I can't say that I've tired such but the problem you will have with any materials as it gets thin is flexing. Also flatness out of the box varies widely unlike counter top remnants that are normally polished to pretty good flatness.
 
A granite countertop is normally 30/40mm thick which is ideal and CHEAP
The cutout for the sink is usually the ideal size and almost throwaway price
I cut off a couple of pieces for model engine bases,and as wizard say is
very accurately ground flat where glass is not.Dont know if they still use the mercury float methaod for plate glass. If you note that thick granite of say 100mm is very expensive and accurate. Between cast iron and granite i
dont know which is considered best
 
I expect (but don't know for sure) the optical glass from a quality (expensive) scanner would be as flat or flatter than a kitchen counter top. However, I just use a granite chopping board that I purchased damaged for a whole $5 - someone had dropped it and broken a chunk out of one corner. It's flat enough for what I do but I'd hesitate to call it a 'surface plate'.
 
Depends on what you call a surface plate. Its perfect for marking out
with a height gauge etc but dont know how accurate for scraping etc
Good enough for most engineers.As for a piece of 3mm scanner glass
being better ,i dont think so,glass actually bends over its own weight
I was very interested in the mount palomar telescope and making the mirror
Cast in glass and weighing many tons it took 2 weeks to let cool down or normallise. Look at the problems with the Hubble telescope. But its out of
our league. There is flat,optical flat and VERY OPTICAL FLAT
 
OXTOOL recently ran a series on YouTube related to making lapping plates using the three plate method. While the plates are somewhat small in diameter the idea may be useful to a model engineer as a lapping plate often has the same tolerances as a surface plate. The nice part is he approached the issue from the standpoint of somebody with very limited tooling or machinery. The cast-iron disks came from one of the big online suppliers.

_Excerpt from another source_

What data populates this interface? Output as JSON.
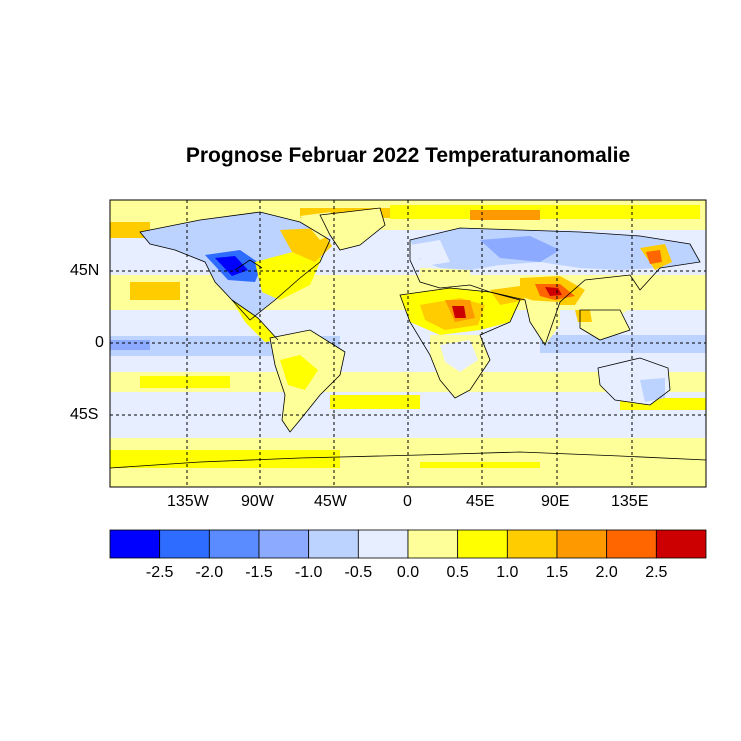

The point here is that making your own is a real possibility. By doing so you can choose whatever material you would like to use. I'm still of the opinion that buying makes sense as good enough for our needs means spending someplace between $30 & $50 for a granite surface plates. Something that will last forever in a home shop.
 
I have also heard of tramming mill by using the rotor for front brakes of a car. A new rotor for sure and I happen to have a couple from a car that was recently sold. Beats glass for durability and still provides 360 degree swing of a dial gauge.

I like practical solutions for my home machine shop as with old worn machines it will never be an high accuracy operation.